"Kalian kenapa berantem mulu sih? Gak disini gak di tenda. Kayanya kalian sengaja bikin gue gila!" Naomi mendelik tajam kemudian berjalan pergi meninggalkan tempat itu.

Viny menggeleng-gelengkan kepalanya, "Kenapa pagi ini orang-orang pada aneh," gumamnya tidak habis pikir

***

"Gak, gue dulu!" Shani mendorong bahu Viny yang hendak masuk kedalam bis. Di sebelahnya juga ada Kinal dan Veranda yang sama-sama bertengkar karena ingin lebih dulu masuk bis. Sementara di belakang mereka puluhan murid menunggu dengan wajah kesal siap menerkam mereka berempat.

"Ada apa ini?" tanya Pembina yang mendengar sorakan puluhan murid itu.

"Ini kak mereka berempat berantem mulu tuh," jawab salah satu siswi mendelik tajam pada mereka.

"Kalian kerjaannya berantem terus!" Pembina berkacak pinggang menatap mereka berempat secara bergantian. Yang ditatap hanya memasang ekspresi wajah datar seolah tidak pernah melakukan kesalahan apapun, tentu itu membuat sorakan semakin keras. Tidak ada yang tidak merasa geram melihat wajah mereka, termasuk Pembina itu.
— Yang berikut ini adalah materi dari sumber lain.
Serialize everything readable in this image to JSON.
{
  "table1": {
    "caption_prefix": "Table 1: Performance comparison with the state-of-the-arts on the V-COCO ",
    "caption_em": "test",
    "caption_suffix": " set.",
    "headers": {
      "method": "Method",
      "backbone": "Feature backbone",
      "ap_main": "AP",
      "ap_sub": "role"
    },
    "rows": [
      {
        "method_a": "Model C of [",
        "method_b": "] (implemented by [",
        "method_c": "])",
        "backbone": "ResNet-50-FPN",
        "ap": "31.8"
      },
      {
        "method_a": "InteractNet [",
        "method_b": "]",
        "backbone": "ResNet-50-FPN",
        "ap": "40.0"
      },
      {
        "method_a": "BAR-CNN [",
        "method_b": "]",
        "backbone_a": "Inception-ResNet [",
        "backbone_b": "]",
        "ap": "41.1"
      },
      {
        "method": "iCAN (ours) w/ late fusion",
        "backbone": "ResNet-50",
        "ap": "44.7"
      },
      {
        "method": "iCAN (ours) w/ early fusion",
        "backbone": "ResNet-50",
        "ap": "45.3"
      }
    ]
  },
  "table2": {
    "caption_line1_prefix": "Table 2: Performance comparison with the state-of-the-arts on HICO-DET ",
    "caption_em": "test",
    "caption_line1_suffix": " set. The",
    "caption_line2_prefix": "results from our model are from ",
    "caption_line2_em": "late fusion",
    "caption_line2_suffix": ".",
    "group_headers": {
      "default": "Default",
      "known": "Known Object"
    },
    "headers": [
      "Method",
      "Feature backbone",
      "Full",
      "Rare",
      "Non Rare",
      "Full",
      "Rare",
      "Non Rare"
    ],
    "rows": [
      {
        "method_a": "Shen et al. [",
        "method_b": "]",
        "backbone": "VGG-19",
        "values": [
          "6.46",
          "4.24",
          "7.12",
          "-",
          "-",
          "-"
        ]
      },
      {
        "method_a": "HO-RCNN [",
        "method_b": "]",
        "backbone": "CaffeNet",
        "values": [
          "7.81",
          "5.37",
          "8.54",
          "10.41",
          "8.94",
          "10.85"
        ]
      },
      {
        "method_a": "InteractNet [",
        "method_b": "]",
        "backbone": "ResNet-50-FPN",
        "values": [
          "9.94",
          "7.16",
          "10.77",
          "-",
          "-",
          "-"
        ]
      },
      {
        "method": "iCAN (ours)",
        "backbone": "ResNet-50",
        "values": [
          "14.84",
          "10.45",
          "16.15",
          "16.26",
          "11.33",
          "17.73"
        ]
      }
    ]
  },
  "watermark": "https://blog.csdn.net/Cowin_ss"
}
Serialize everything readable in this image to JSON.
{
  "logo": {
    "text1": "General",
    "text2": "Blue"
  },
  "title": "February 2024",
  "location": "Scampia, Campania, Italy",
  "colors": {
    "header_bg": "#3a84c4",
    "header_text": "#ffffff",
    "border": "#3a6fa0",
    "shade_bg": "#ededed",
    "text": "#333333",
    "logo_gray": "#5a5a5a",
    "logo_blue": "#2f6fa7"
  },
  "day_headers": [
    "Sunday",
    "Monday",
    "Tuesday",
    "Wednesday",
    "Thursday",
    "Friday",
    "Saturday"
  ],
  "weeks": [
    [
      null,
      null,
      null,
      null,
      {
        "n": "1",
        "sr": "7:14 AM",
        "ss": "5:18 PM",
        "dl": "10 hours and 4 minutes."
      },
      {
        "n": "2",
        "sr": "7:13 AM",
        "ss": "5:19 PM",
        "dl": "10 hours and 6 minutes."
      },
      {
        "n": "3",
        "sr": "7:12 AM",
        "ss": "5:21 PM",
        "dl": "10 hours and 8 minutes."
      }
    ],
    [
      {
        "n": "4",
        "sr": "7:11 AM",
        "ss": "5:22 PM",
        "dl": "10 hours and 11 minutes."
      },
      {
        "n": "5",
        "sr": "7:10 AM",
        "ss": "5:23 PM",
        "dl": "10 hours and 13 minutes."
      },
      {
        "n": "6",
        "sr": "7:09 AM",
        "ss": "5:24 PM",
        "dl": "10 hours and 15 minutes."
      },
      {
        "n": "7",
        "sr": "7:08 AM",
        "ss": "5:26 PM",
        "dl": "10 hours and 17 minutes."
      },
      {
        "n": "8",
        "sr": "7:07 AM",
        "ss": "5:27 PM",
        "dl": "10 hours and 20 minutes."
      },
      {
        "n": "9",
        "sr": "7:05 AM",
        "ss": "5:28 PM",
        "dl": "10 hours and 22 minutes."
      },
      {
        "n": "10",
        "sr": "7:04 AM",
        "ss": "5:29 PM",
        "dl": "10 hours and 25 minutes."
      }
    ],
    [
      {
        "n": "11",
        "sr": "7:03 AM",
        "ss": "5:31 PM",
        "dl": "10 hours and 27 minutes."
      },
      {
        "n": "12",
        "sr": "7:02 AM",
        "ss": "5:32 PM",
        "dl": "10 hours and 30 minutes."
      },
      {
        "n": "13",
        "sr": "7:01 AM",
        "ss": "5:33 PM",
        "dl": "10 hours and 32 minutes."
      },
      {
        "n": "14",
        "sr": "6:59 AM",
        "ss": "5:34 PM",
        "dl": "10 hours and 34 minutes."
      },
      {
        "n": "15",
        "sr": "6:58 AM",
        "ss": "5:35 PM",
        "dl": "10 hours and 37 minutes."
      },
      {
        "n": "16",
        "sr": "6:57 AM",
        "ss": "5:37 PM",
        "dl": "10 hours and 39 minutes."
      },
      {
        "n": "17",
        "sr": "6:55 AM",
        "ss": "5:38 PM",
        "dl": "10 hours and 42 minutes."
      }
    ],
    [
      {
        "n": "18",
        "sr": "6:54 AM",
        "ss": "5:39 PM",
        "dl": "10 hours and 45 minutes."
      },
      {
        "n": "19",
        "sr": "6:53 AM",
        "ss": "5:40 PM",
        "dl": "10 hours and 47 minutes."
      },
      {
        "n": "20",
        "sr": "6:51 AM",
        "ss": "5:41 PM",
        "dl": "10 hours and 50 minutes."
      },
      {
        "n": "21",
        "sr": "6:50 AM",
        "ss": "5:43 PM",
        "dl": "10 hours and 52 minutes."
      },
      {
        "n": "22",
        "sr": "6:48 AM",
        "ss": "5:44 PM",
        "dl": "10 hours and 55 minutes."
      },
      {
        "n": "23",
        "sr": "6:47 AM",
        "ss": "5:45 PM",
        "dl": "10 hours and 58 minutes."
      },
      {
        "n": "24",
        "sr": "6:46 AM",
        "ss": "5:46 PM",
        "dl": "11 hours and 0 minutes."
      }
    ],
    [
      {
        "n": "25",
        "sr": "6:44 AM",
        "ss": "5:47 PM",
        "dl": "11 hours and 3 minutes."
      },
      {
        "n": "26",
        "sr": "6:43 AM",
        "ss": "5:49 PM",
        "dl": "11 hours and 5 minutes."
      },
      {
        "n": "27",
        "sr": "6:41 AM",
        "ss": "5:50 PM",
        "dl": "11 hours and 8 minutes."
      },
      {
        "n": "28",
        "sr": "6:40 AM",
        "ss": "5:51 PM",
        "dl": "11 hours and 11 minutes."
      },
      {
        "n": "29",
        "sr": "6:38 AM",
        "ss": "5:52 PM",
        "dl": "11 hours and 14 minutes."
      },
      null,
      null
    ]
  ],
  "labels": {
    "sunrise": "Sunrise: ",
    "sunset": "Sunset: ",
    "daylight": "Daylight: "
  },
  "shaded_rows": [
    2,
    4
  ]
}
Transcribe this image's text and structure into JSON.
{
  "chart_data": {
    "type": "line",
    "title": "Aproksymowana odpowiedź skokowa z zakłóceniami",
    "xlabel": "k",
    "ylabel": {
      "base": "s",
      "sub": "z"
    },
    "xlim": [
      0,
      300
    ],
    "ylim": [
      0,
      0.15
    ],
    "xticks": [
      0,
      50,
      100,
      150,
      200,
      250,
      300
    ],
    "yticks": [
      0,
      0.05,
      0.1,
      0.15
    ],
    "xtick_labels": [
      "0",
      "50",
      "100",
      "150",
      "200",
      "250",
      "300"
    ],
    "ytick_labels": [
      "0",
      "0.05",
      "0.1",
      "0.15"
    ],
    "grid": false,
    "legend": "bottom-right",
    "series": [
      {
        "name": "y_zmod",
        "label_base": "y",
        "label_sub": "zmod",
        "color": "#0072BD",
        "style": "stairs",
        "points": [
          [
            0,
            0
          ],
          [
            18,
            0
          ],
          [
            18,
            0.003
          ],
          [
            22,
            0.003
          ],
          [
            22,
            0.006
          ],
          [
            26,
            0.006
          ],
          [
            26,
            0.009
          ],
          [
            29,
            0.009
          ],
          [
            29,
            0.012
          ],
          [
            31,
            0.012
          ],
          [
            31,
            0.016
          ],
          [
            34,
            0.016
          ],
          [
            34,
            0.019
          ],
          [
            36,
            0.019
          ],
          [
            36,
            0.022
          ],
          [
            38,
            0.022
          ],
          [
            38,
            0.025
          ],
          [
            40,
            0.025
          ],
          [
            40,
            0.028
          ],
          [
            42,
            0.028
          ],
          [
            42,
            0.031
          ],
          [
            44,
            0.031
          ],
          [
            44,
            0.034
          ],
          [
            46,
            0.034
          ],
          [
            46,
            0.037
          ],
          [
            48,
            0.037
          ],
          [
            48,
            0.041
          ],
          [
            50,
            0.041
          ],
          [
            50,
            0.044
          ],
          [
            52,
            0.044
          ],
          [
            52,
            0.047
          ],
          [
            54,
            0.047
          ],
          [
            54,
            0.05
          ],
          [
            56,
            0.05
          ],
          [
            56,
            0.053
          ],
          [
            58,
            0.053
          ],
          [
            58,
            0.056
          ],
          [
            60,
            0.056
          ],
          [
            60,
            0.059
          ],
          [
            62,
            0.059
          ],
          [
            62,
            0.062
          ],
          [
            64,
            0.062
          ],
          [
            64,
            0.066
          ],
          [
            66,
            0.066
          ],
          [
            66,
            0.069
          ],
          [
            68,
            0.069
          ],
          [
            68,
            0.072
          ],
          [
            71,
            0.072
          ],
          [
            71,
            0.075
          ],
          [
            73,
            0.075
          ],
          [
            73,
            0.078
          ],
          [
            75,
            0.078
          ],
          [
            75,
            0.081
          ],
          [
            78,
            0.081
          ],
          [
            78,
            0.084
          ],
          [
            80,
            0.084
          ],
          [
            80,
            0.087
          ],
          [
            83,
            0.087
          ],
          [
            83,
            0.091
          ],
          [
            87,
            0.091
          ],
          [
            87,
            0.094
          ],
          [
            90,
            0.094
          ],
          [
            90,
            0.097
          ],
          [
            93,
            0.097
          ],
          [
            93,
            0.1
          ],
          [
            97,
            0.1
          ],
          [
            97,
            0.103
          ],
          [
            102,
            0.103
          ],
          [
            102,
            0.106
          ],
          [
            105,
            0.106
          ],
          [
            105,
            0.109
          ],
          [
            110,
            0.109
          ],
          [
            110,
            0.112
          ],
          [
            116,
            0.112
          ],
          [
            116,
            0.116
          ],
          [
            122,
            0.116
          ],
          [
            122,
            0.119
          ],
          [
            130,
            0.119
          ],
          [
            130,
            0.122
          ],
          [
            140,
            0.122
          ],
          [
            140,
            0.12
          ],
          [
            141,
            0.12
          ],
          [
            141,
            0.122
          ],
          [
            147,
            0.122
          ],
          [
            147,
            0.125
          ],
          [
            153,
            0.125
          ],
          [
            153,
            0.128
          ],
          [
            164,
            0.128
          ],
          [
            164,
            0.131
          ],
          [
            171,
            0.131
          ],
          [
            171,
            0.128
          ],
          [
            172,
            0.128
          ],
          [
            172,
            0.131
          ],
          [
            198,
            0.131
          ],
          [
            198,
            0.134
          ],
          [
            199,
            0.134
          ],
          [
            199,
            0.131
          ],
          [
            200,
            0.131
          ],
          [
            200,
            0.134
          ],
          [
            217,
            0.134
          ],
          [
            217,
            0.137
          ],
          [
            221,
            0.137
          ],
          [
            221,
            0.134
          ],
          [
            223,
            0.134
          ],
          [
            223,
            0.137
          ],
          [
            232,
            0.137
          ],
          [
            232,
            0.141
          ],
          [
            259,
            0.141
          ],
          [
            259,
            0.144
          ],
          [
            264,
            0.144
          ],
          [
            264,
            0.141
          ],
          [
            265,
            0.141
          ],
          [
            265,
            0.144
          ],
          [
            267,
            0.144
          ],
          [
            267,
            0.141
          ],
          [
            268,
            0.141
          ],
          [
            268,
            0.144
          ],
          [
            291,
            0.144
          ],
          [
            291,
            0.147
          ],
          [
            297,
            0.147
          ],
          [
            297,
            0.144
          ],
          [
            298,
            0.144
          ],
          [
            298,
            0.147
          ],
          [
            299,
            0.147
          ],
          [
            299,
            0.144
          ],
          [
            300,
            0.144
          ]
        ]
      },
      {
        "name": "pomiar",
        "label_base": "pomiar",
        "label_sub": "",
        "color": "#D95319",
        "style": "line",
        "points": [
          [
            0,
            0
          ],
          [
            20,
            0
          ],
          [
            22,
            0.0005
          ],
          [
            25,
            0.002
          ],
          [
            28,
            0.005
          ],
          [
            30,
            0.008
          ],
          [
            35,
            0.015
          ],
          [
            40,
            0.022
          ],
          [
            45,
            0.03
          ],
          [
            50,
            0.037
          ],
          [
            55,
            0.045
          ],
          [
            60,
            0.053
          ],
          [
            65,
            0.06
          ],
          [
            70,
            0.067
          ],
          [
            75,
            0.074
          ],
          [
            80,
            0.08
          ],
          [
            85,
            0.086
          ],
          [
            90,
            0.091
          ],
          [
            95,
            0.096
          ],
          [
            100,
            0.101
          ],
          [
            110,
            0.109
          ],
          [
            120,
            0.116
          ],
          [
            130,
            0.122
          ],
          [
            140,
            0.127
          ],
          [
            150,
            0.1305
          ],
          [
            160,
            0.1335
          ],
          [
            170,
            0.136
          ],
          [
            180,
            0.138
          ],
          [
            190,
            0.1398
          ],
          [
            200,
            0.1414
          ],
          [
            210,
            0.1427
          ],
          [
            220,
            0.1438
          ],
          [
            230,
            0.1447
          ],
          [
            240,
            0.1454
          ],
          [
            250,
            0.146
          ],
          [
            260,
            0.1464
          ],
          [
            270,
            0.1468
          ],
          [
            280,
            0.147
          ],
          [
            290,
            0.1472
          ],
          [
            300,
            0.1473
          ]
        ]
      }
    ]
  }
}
"Kalian saya hukum, di dalam Viny duduk sama Shani, Kinal sama Veranda! Gak ada kakak adik duduk berdua lagi!" bentak Pembina itu kemudian berlalu pergi meninggalkan mereka berempat.

"Kok gitu sih hukumannya? Najis gue sebangku sama cewek sombong ini!" Kinal mendorong kasar bahu Veranda dengan tatapan sinis.

"Eh siapa juga yang mau sebangku sama lo!" Veranda mencengkeram kuat tangan Kinal. Tatapannya tak kalah tajam

"Ya udah Kinal sebangku sama gue," sahut Naomi santai

Veranda tergelak, "Gak. Tar gue dihukum lagi gara-gara gak nurut sama Pembina."

"Udah bubar-bubar!"

Semua murid bergegas masuk kedalam bis ketika mendengar teriakan Pembina dari jauh. Kinal dan Veranda duduk di kursi kedua, sementara Viny dan Shani dibelakang, nyaris paling ujung.

"Mau diangkatin?" Tanpa menunggu jawaban, Kinal mengangkat tas Veranda untuk disimpan di tempat penyimpanan tas. Setelah itu ia duduk di kursi, sedangkan Veranda dekat Jendela.

Veranda menengok sebentar kearah belakang memastikan bahwa kursi Shani dan Viny jauh lalu menatap Kinal. Tangannya teranyun menggenggam pergelangan tangan Kinal yang tadi dicengkeram olehnya, "Sakit gak? Maaf ya."

"Gapapa." Kinal tersenyum lembut seraya menangkupkan tangannya dipunggung tangan Veranda, "maaf juga ya tadi udah dorong-dorong."

Veranda tersenyum lebar, "Santai santai."

"Pembina nya baik ya? Hukumannya enak." Kinal terkekeh pelan diangguki oleh Veranda

"Bener banget." Veranda melepaskan genggamannya pada Kinal lalu membuang pandangannya keluar Jendela. Bis sudah mulai melaju, sehingga pandangannya kini di suguhkan oleh sawah dan beberapa tumbuhan hijau yang sangat indah. Di ujung sana ada Gunung yang terlihat dekat meskipun sebenarnya jauh. Namun mampu menambah keindahan tempat ini.

"Indah?" tanya Kinal memandang kearah yang sama dengan Veranda. Jujur saja pada dasarnya ia bukan orang yang suka menikmati pemandangan alam seperti ini.

Veranda mengangguk setuju, "Aku suka tempat kaya gini."

Kinal termenung sejenak memikirkan sesuatu. Selama ini ia sering berpergian ketempat wisata alam, baik tertutup maupun terbuka. Sepertinya Veranda akan suka jika diajak ke suatu tempat yang sering ia kunjungi.

"Mikirin apa deh?" Veranda melirik sekilas kearah Kinal, "ada masalah?"

"Itu," sebelum melanjutkan ucapannya, Kinal memiringkan posisi tubuhnya menghadap Veranda, "aku sering ke tempat indah gitu, bukit. Kamu mau kesana gak?"